With the recent news about automated ‘driverless’ cars being trialled in London for the first time in July, VPI took to the streets of Greenwich and spoke to people to get a snapshot of the benefits and concerns surrounding autonomous vehicles.
Key Insights from our video market research were:
3 out of 4 thought they are better drivers than a computer, which concurred with recent national research – with a caveat that this will change over the years, as people drive less and less and therefore lose the skillset.
- They were concerned about who was liable if they crashed
- They were worried about the vulnerability of the technology and that it could be hacked
- They didn’t think the technology was ‘there’ yet
- It would improve safety longer term
- It will make cars accessible for disabled people
- There will be fewer incidences of drink driving and road rage
- It will enable them to have increased productivity whilst in a car
- It will allow for more flexibility to ‘share cars’ with a pool available to drivers, especially in cities
- It will be better for the environment with fewer emissions as they expected the cars to be electric or hybrid
Overall, we also found that everyone interviewed would take part in driverless car trials in the UK, similar to those that are taking place in Sweden next year.
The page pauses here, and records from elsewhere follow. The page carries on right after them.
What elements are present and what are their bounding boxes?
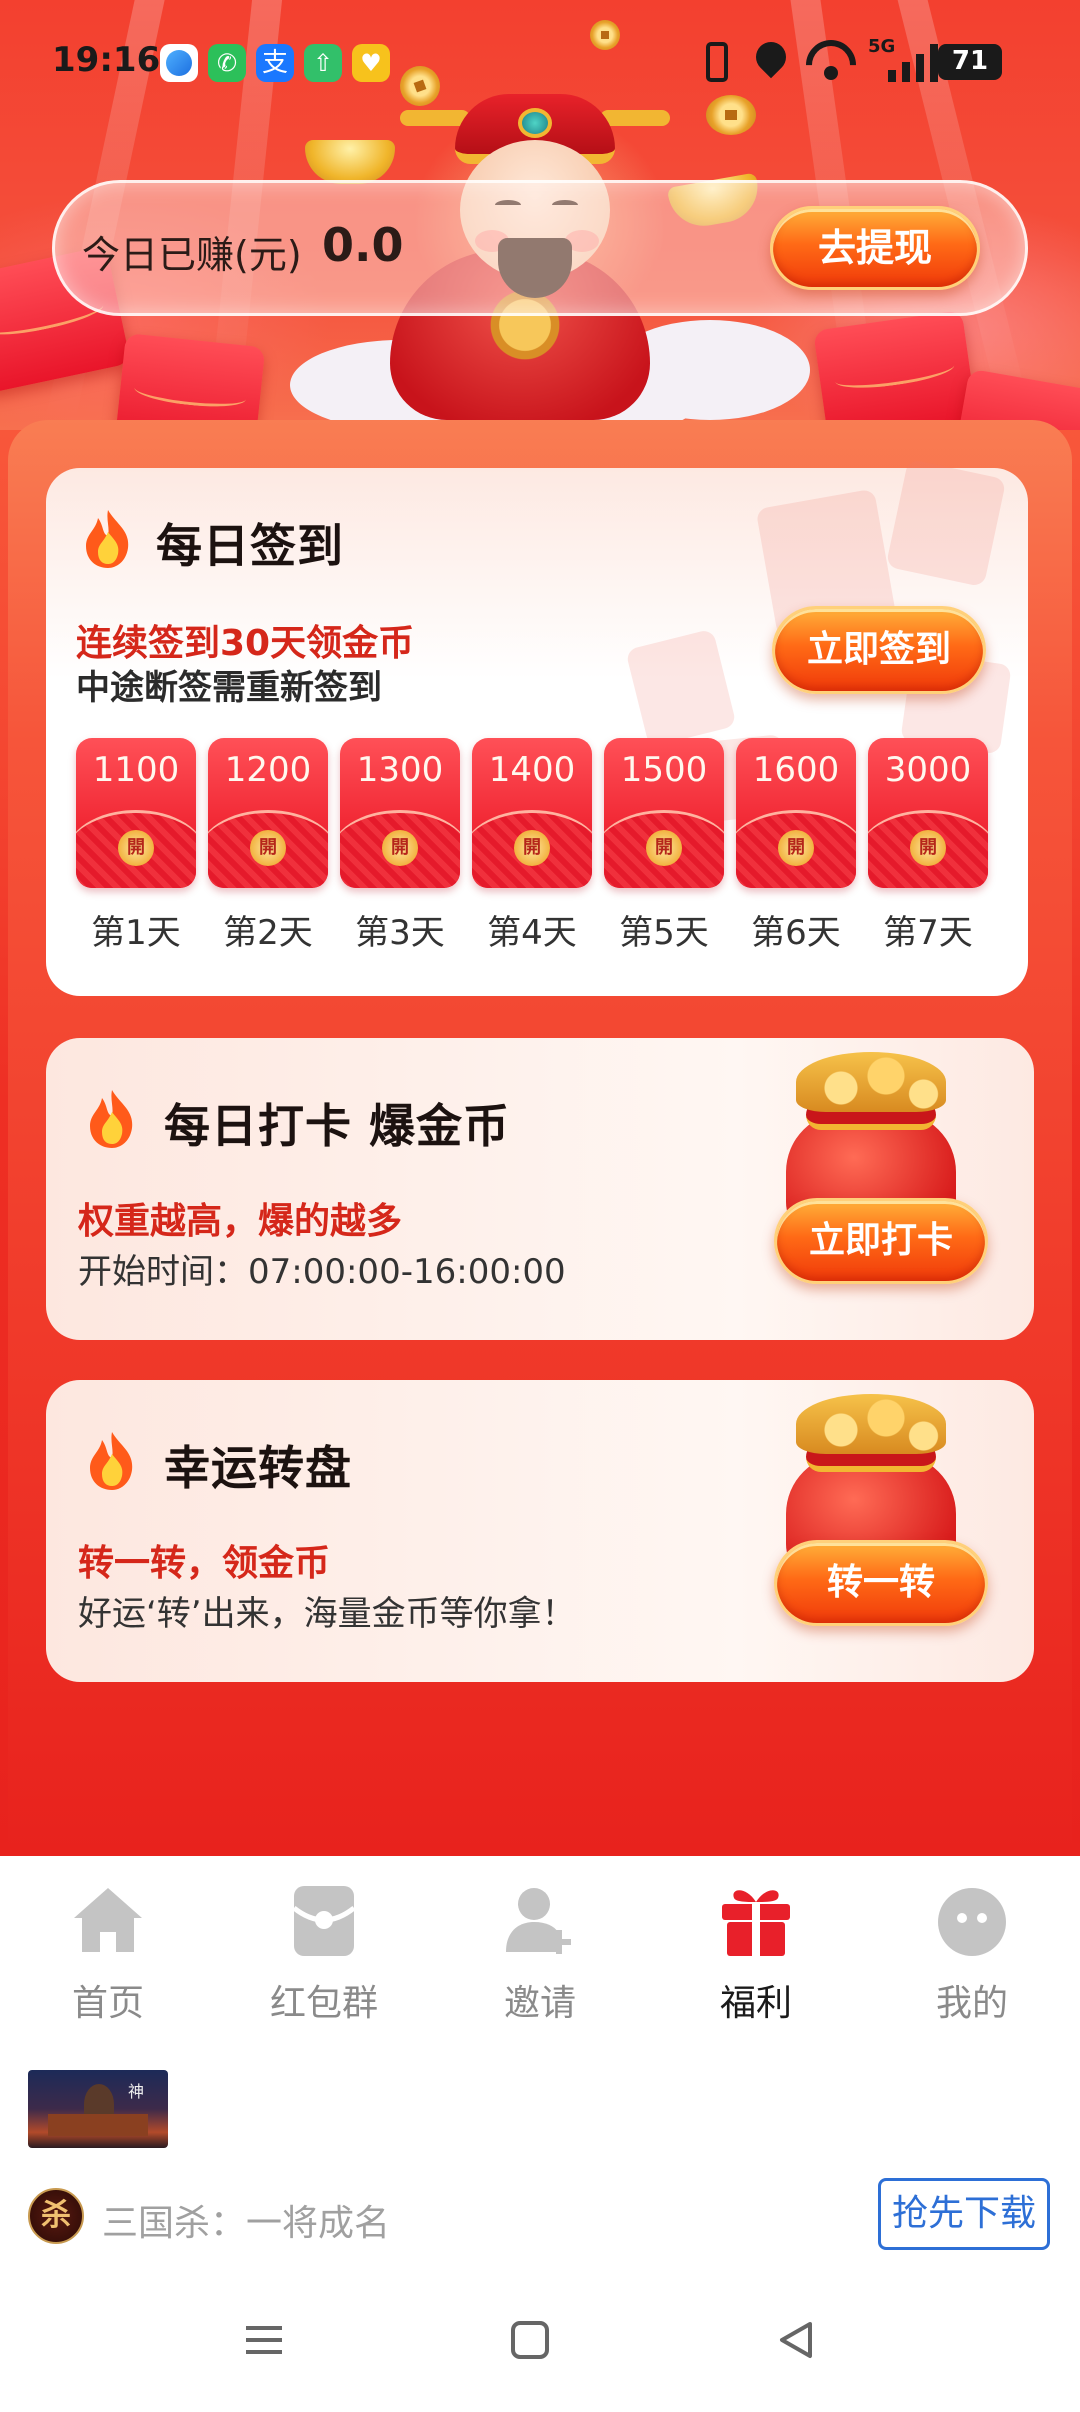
nav-label-home: 首页	[71, 1983, 144, 2024]
daily-signin-note: 中途断签需重新签到	[76, 668, 382, 708]
earnings-value: 0.0	[322, 218, 404, 272]
envelope-seal-icon: 開	[646, 830, 682, 866]
ad-app-avatar: 杀	[28, 2188, 84, 2244]
withdraw-button[interactable]: 去提现	[770, 206, 980, 290]
lucky-wheel-title: 幸运转盘	[164, 1441, 352, 1495]
battery-level: 71	[951, 46, 989, 76]
nav-item-red-packet[interactable]: 红包群	[244, 1880, 404, 2024]
envelope-seal-icon: 開	[910, 830, 946, 866]
status-bar: 19:16 ✆ 支 ⇧ ♥ 5G 71	[0, 0, 1080, 120]
ad-image[interactable]: 神	[28, 2070, 168, 2148]
envelope-seal-icon: 開	[514, 830, 550, 866]
red-packet-icon	[292, 1886, 356, 1956]
location-icon	[749, 35, 793, 79]
earnings-label: 今日已赚(元)	[82, 233, 302, 277]
upload-icon: ⇧	[304, 44, 342, 82]
ad-download-button[interactable]: 抢先下载	[878, 2178, 1050, 2250]
signal-icon	[888, 44, 940, 82]
daily-checkin-time: 开始时间：07:00:00-16:00:00	[78, 1252, 566, 1292]
nav-label-invite: 邀请	[503, 1983, 576, 2024]
daily-signin-subtitle: 连续签到30天领金币	[76, 623, 415, 664]
phone-icon: ✆	[208, 44, 246, 82]
flame-icon	[90, 1432, 133, 1490]
nav-item-invite[interactable]: 邀请	[460, 1880, 620, 2024]
reward-amount: 1200	[224, 750, 312, 790]
envelope-seal-icon: 開	[382, 830, 418, 866]
profile-icon	[938, 1888, 1006, 1956]
reward-day-label: 第3天	[355, 913, 445, 953]
reward-amount: 1600	[752, 750, 840, 790]
battery-icon: 71	[938, 44, 1002, 80]
nav-item-profile[interactable]: 我的	[892, 1880, 1052, 2024]
hero-red-envelope-decor	[114, 332, 266, 430]
reward-day-label: 第6天	[751, 913, 841, 953]
browser-icon	[160, 44, 198, 82]
reward-amount: 3000	[884, 750, 972, 790]
checkin-button[interactable]: 立即打卡	[774, 1198, 988, 1284]
ad-title[interactable]: 三国杀：一将成名	[102, 2194, 390, 2246]
back-icon[interactable]	[766, 2310, 826, 2370]
reward-day-label: 第4天	[487, 913, 577, 953]
home-icon	[74, 1888, 142, 1952]
lucky-wheel-subtitle: 转一转，领金币	[78, 1543, 331, 1584]
heart-app-icon: ♥	[352, 44, 390, 82]
home-square-icon[interactable]	[500, 2310, 560, 2370]
reward-day-label: 第7天	[883, 913, 973, 953]
invite-user-icon	[506, 1888, 571, 1954]
alipay-icon: 支	[256, 44, 294, 82]
nav-label-welfare: 福利	[719, 1983, 792, 2024]
reward-day-label: 第5天	[619, 913, 709, 953]
reward-day-label: 第1天	[91, 913, 181, 953]
vibrate-icon	[706, 42, 728, 82]
hero-red-envelope-decor	[813, 310, 977, 430]
signin-button[interactable]: 立即签到	[772, 606, 986, 694]
envelope-seal-icon: 開	[778, 830, 814, 866]
flame-icon	[90, 1090, 133, 1148]
reward-day-label: 第2天	[223, 913, 313, 953]
lucky-wheel-description: 好运‘转’出来，海量金币等你拿！	[78, 1594, 576, 1634]
envelope-seal-icon: 開	[250, 830, 286, 866]
spin-button[interactable]: 转一转	[774, 1540, 988, 1626]
nav-item-welfare[interactable]: 福利	[676, 1880, 836, 2024]
gift-icon	[722, 1890, 790, 1956]
daily-signin-title: 每日签到	[156, 519, 344, 573]
signin-reward-envelope: 1100 開	[76, 738, 196, 888]
reward-amount: 1400	[488, 750, 576, 790]
reward-amount: 1500	[620, 750, 708, 790]
daily-checkin-title: 每日打卡 爆金币	[164, 1099, 511, 1153]
reward-amount: 1300	[356, 750, 444, 790]
signin-reward-envelope: 1200 開	[208, 738, 328, 888]
daily-checkin-subtitle: 权重越高，爆的越多	[78, 1201, 403, 1242]
nav-item-home[interactable]: 首页	[28, 1880, 188, 2024]
reward-amount: 1100	[92, 750, 180, 790]
nav-label-red-packet: 红包群	[269, 1983, 378, 2024]
flame-icon	[86, 510, 129, 568]
status-time: 19:16	[52, 40, 161, 80]
signin-reward-envelope: 1400 開	[472, 738, 592, 888]
signin-reward-envelope: 1600 開	[736, 738, 856, 888]
signin-reward-envelope: 1500 開	[604, 738, 724, 888]
signin-reward-envelope: 1300 開	[340, 738, 460, 888]
envelope-seal-icon: 開	[118, 830, 154, 866]
menu-icon[interactable]	[234, 2310, 294, 2370]
signin-reward-envelope: 3000 開	[868, 738, 988, 888]
wifi-icon	[806, 40, 856, 80]
nav-label-profile: 我的	[935, 1983, 1008, 2024]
Alongside this, most thought the UK government’s investment of £100 million into research and development of autonomous vehicles was a positive thing and that they were prioritising something that could revolutionise the way we live our lives.
The feeling wasn’t as positive towards driverless lorries, which are also being trialled in the UK, with the view to have 10 computer-controlled vehicles driving meters apart from one another, with a single lead ‘driver’ in the front lorry. Although the people we interviewed understood the logic in automating lorries and saw the benefits to distribution, there was a feeling that having a ‘lorry-train’ on the motorways would be intimidating and dangerous if something went wrong.
In conclusion, our research showed that people overall were positive about the idea of driverless cars, but feel more testing is needed at present.